All that said, don’t underestimate the value of what is said when the world around you is becoming increasingly complex. This last bull/bear cycle has been particularly interesting on this front, given the rise (and now the fall) of things like mem stock, blank check companiesand companies that felt hot during the early days of the pandemic, but have since stuck as the pandemic-driven demand for their services looms large.

3. Dividend Safety Net

I haven’t retired yet, but my ultimate goal is to reinvest dividends until I’m ready to retire. Then I can turn on the income stream and live off my dividends, leaving my savings untouched. With REITs like Realty Income and Federal Realty dividend elite And dividend king categories, respectively (WP Carey is on the verge of being an elite), I believe I will have a reliable base of passive income.

This concept isn’t unusual at all, but it comes with another small benefit that most people don’t consider. In a worst-case scenario, the proceeds from dividend-paying stocks like REITs can be used to pay my bills today — if I need to. It’s not ideal, but if I’m suddenly out of work, I know I have income I can count on.

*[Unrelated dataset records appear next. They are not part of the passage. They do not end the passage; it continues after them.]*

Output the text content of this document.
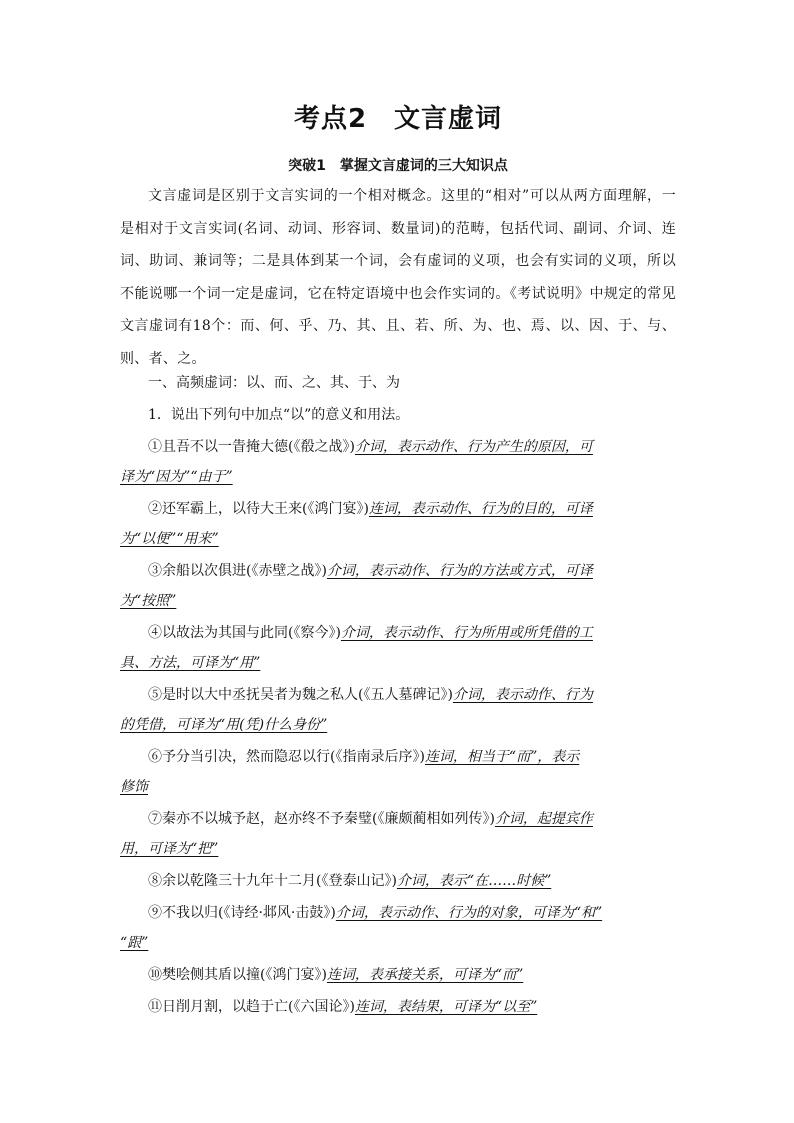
考点2　文言虚词
突破1　掌握文言虚词的三大知识点
文言虚词是区别于文言实词的一个相对概念。这里的“相对”可以从两方面理解，一是相对于文言实词(名词、动词、形容词、数量词)的范畴，包括代词、副词、介词、连词、助词、兼词等；二是具体到某一个词，会有虚词的义项，也会有实词的义项，所以不能说哪一个词一定是虚词，它在特定语境中也会作实词的。《考试说明》中规定的常见文言虚词有18个：而、何、乎、乃、其、且、若、所、为、也、焉、以、因、于、与、则、者、之。
一、高频虚词：以、而、之、其、于、为
1．说出下列句中加点“以”的意义和用法。
①且吾不以一眚掩大德(《殽之战》)介词，表示动作、行为产生的原因，可
译为“因为”“由于”
②还军霸上，以待大王来(《鸿门宴》)连词，表示动作、行为的目的，可译
为“以便”“用来”
③余船以次俱进(《赤壁之战》)介词，表示动作、行为的方法或方式，可译
为“按照”
④以故法为其国与此同(《察今》)介词，表示动作、行为所用或所凭借的工
具、方法，可译为“用”
⑤是时以大中丞抚吴者为魏之私人(《五人墓碑记》)介词，表示动作、行为
的凭借，可译为“用(凭)什么身份”
⑥予分当引决，然而隐忍以行(《指南录后序》)连词，相当于“而”，表示
修饰
⑦秦亦不以城予赵，赵亦终不予秦璧(《廉颇蔺相如列传》)介词，起提宾作
用，可译为“把”
⑧余以乾隆三十九年十二月(《登泰山记》)介词，表示“在……时候”
⑨不我以归(《诗经·邶风·击鼓》)介词，表示动作、行为的对象，可译为“和”
“跟”
⑩樊哙侧其盾以撞(《鸿门宴》)连词，表承接关系，可译为“而”
⑪日削月割，以趋于亡(《六国论》)连词，表结果，可译为“以至”
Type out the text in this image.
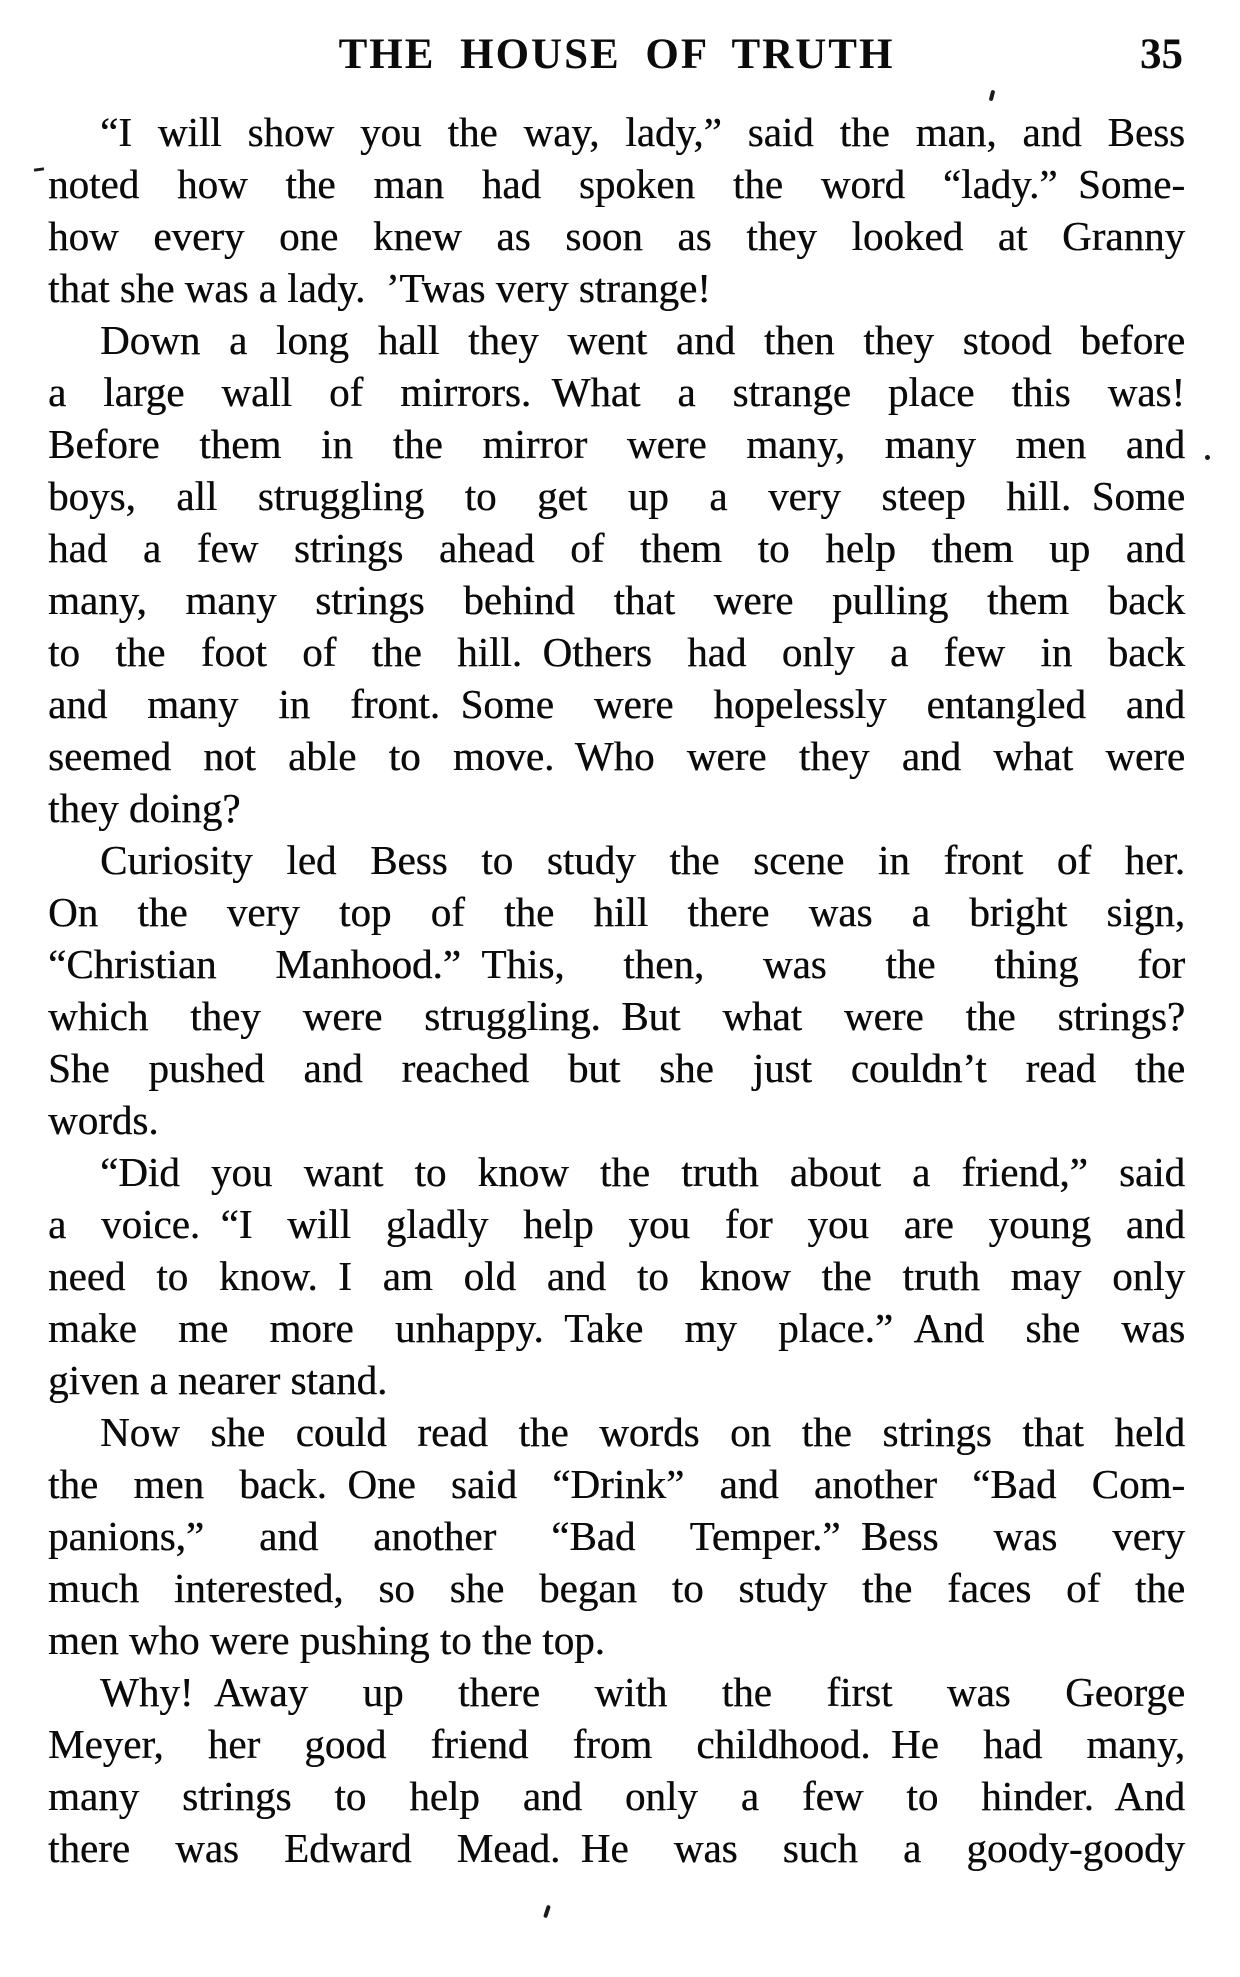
THE HOUSE OF TRUTH	35
“I will show you the way, lady,” said the man, and Bess
noted how the man had spoken the word “lady.” Some-
how every one knew as soon as they looked at Granny
that she was a lady. ’Twas very strange!
Down a long hall they went and then they stood before
a large wall of mirrors. What a strange place this was!
Before them in the mirror were many, many men and
boys, all struggling to get up a very steep hill. Some
had a few strings ahead of them to help them up and
many, many strings behind that were pulling them back
to the foot of the hill. Others had only a few in back
and many in front. Some were hopelessly entangled and
seemed not able to move. Who were they and what were
they doing?
Curiosity led Bess to study the scene in front of her.
On the very top of the hill there was a bright sign,
“Christian Manhood.” This, then, was the thing for
which they were struggling. But what were the strings?
She pushed and reached but she just couldn’t read the
words.
“Did you want to know the truth about a friend,” said
a voice. “I will gladly help you for you are young and
need to know. I am old and to know the truth may only
make me more unhappy. Take my place.” And she was
given a nearer stand.
Now she could read the words on the strings that held
the men back. One said “Drink” and another “Bad Com-
panions,” and another “Bad Temper.” Bess was very
much interested, so she began to study the faces of the
men who were pushing to the top.
Why! Away up there with the first was George
Meyer, her good friend from childhood. He had many,
many strings to help and only a few to hinder. And
there was Edward Mead. He was such a goody-goody
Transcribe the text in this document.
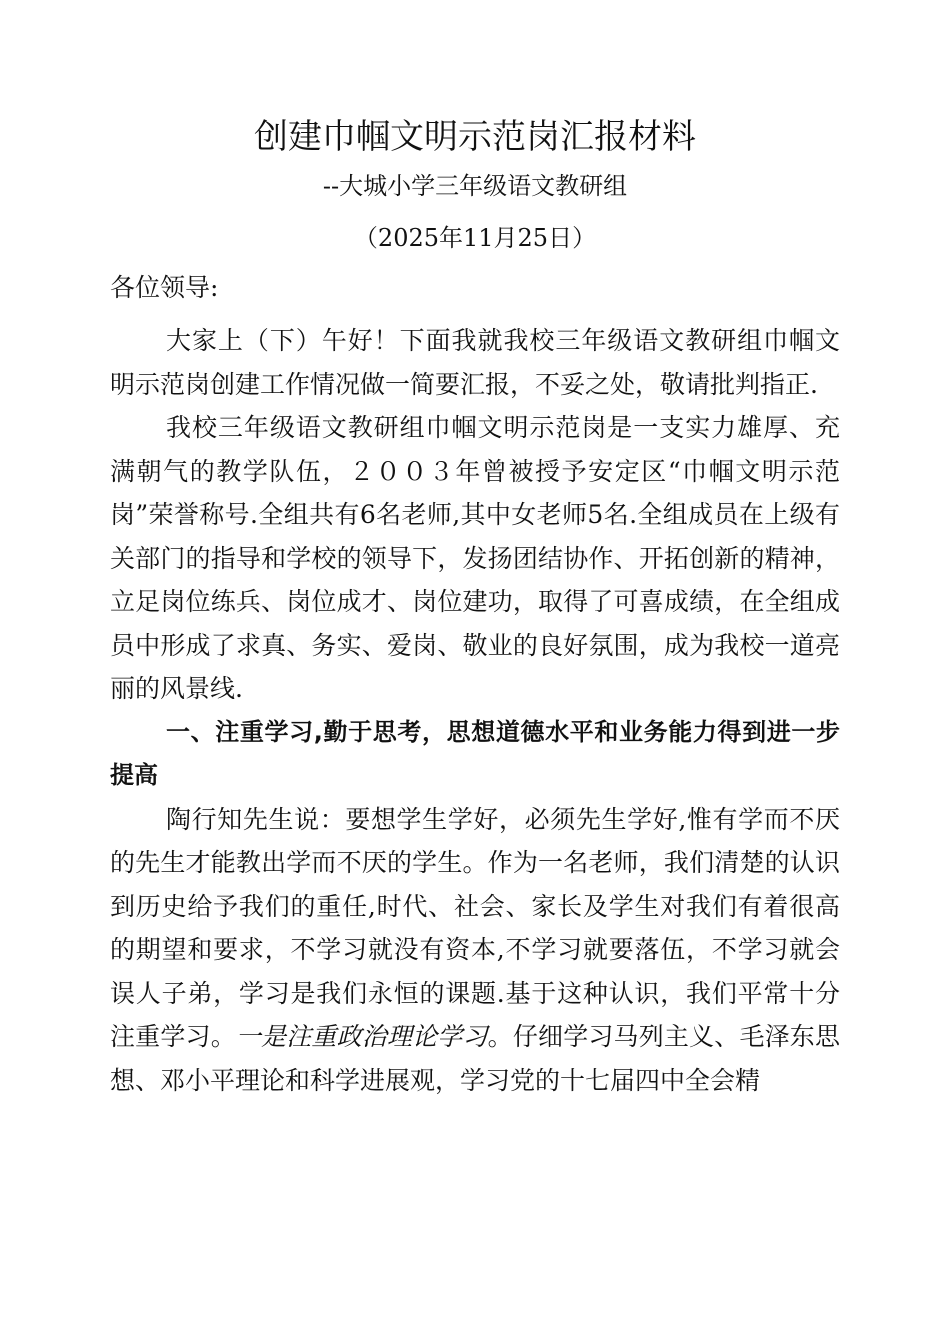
创建巾帼文明示范岗汇报材料
--大城小学三年级语文教研组
（2025年11月25日）
各位领导:

大家上（下）午好！下面我就我校三年级语文教研组巾帼文明示范岗创建工作情况做一简要汇报，不妥之处，敬请批判指正.

我校三年级语文教研组巾帼文明示范岗是一支实力雄厚、充满朝气的教学队伍，２００３年曾被授予安定区“巾帼文明示范岗”荣誉称号.全组共有6名老师,其中女老师5名.全组成员在上级有关部门的指导和学校的领导下，发扬团结协作、开拓创新的精神，立足岗位练兵、岗位成才、岗位建功，取得了可喜成绩，在全组成员中形成了求真、务实、爱岗、敬业的良好氛围，成为我校一道亮丽的风景线.

一、注重学习,勤于思考，思想道德水平和业务能力得到进一步提高

陶行知先生说：要想学生学好，必须先生学好,惟有学而不厌的先生才能教出学而不厌的学生。作为一名老师，我们清楚的认识到历史给予我们的重任,时代、社会、家长及学生对我们有着很高的期望和要求，不学习就没有资本,不学习就要落伍，不学习就会误人子弟，学习是我们永恒的课题.基于这种认识，我们平常十分注重学习。一是注重政治理论学习。仔细学习马列主义、毛泽东思想、邓小平理论和科学进展观，学习党的十七届四中全会精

So REITs are a small part of that safety net for me, given that they pay physical dividends. That said, REITs are negative for income, in that you must pay taxes on the REIT dividend as if it were earned income. But I’m fine with that, given that REIT dividends avoid corporate-level taxes. And if I need income? Well, I’d be happy to receive a quarterly (or monthly, in the case of Realty Income) dividend checks during a rough patch in my life.

4. Some REIT Names I Like

my favorite REIT Maybe WP Carey is. It has a diversified portfolio, spread across industrial, warehouse, office, retail and self storage sectors. On top of that, about 37% of rents come from outside the United States. and it has increased its dividend every year opening public ceremony in 1998. This is as close to a one-stop-shop REIT as you can get in my opinion.

Another name worth a deep dive For dividend lovers like me, there is Federal Realty. The REIT owns strip malls and mixed-use developments. It focuses on owning well-positioned properties in highly desirable markets, choosing quality over quantity in a portfolio with only about 100 properties. Growth and redevelopment are key focus areas, as it keeps its portfolio relevant with lessees and consumers. That said, Federal Realty’s claim to fame is that, at 54 years and counting, it dividend king The REIT sector has the longest streak of annual dividend growth.

An Investment for a Bear Market or Not

The great thing here, however, is that buying a REIT is not a bear market strategy for me. It’s a core part of my long-term, dividend-focused investing approach. The REIT dividends I collect have helped me get through tough times emotionally and financially. They are about as close to an ideal investment vehicle as I can probably find on Wall Street. That’s why I buy them in both a bull market and a bear market – and why would you want to, too.

Be the first to comment

Leave a Reply

Your email address will not be published.